さて、賢明なる読者諸氏にはご理解頂けたかと思いますが、この小説を面白くするのは非常に難しいことだといえるでしょう。だって、何が行われたのかがわからない、つまり表面上は何も起こっていないのです。誰かが消えたわけでもなければ、何かが盗まれたわけでも壊されたわけでもない。それでもなお「何か起こっているはずだ」と捜査を続ける探偵。まさにドン・キホーテ。滑稽以外の何物でもありません。

となれば、犯人側から描くことを考えざるを得ないわけですけど、これまた難しい。犯人の行動を描くということは、犯人が何をやったかを読者に教えることに他なりません。

となると、うーん、あとは叙述トリックしかありませんかねえ。

もしくは犯人自体が意図しなかったことを結果的にやってしまっていたとか。


とここまで、考えてきて、ふと思い当たりました。

あるじゃないか、この条件に当てはまる whatdunit ミステリが。
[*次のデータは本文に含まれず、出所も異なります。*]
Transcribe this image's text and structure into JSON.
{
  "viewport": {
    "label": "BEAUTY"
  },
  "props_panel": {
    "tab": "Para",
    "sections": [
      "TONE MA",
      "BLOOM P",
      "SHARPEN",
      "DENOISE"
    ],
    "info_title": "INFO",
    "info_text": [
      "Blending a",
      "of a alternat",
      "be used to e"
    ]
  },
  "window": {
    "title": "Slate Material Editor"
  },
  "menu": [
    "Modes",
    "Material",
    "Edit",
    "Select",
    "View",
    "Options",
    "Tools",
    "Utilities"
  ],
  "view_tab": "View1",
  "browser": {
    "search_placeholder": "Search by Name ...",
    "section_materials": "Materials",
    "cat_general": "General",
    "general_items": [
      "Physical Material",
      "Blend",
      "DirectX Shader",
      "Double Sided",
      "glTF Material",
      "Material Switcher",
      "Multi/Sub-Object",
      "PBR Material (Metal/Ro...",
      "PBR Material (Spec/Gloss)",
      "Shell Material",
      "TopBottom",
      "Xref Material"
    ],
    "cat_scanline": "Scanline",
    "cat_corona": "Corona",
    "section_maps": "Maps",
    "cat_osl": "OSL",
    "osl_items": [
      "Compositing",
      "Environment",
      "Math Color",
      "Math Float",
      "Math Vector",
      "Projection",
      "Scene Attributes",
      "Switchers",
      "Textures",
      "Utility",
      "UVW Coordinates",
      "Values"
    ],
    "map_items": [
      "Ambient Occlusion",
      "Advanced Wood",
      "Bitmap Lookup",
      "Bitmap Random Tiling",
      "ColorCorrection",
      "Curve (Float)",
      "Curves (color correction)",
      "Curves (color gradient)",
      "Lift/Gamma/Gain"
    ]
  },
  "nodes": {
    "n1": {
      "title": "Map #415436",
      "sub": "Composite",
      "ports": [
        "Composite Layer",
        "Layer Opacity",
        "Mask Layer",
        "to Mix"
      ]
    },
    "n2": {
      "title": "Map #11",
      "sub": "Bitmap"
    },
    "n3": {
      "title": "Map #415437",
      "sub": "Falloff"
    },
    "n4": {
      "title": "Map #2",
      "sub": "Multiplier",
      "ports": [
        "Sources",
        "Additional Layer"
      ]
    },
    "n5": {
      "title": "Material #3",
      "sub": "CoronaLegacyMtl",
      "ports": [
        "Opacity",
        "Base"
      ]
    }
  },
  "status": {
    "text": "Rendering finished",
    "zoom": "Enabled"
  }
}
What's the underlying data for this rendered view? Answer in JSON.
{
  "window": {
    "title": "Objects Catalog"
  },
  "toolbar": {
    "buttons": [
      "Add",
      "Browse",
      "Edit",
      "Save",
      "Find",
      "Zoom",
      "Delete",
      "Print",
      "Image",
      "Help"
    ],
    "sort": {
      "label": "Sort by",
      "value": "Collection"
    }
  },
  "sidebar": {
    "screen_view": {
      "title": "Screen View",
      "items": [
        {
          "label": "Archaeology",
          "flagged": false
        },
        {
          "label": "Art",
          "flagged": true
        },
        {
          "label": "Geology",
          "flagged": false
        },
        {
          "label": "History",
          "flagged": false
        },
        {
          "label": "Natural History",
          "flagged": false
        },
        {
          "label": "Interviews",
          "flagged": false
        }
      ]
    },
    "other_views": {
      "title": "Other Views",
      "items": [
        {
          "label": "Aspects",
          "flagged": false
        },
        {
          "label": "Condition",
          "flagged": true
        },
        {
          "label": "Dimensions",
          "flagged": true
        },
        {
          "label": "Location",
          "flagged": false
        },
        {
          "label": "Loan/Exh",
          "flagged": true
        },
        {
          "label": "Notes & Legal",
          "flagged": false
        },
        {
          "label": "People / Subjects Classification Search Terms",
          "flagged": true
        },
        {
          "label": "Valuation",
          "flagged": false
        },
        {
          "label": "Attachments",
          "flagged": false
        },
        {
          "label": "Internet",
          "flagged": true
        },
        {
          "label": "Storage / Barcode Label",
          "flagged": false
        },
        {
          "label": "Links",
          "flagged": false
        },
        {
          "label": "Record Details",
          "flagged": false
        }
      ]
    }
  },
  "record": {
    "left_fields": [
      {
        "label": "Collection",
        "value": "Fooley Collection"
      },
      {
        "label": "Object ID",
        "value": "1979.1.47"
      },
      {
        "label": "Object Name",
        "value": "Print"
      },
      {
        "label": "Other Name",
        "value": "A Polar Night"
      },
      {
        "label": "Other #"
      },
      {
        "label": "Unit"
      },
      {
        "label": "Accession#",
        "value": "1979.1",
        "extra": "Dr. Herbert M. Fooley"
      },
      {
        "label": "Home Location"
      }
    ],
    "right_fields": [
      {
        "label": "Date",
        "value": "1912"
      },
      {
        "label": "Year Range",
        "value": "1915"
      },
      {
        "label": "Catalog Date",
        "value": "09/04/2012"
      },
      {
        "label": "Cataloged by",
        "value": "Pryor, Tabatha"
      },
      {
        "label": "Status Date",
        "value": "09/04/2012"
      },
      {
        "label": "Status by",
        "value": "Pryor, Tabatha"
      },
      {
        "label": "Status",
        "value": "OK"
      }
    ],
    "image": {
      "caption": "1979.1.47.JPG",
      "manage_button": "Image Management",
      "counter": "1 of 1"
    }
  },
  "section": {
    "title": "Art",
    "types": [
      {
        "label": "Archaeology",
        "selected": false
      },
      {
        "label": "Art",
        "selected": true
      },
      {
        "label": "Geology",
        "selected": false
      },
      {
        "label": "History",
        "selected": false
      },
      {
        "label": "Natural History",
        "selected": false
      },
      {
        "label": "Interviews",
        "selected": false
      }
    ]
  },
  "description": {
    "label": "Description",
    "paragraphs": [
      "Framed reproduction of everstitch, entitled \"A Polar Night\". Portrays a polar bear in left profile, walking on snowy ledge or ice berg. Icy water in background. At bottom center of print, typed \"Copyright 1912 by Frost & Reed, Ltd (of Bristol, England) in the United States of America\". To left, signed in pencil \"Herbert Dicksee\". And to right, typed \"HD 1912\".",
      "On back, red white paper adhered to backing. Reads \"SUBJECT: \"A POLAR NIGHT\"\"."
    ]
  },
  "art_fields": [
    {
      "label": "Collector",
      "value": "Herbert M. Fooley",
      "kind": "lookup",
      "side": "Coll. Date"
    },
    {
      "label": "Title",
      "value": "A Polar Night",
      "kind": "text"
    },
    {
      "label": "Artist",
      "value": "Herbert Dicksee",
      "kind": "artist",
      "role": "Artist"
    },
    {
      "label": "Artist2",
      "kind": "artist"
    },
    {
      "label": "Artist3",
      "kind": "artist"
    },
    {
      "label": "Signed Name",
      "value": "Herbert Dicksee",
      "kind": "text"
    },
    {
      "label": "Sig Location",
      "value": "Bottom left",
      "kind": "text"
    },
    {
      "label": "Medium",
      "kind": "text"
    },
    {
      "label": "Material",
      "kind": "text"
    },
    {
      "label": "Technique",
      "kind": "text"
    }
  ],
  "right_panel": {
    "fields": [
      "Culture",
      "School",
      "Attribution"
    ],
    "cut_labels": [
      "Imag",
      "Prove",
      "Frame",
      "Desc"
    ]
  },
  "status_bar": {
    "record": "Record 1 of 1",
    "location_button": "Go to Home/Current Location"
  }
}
しかも、誰もが知る名作。

その作品にも怪盗が出てきて、大暴れします。しかし怪盗自体は怪盗の名にそぐわず何も盗みませんでした。

しかし全てが終わった後、担当の警部はヒロインの少女にこう言うのです。

いいえ、奴はとんでもないものを盗んでいきました。

あなたの心です。

そう。その作品とは『ルパン三世 カリオストロの城』です。

あの作品は、全てが最後のこの台詞のために作られていると言っても過言ではないでしょう。『カリオストロの城』こそ極上の whatdunit ミステリだったのではないでしょうか。


追記:ところで "whatdunit" って「ワッダニット」ってかくとニッカボッカみたいですね。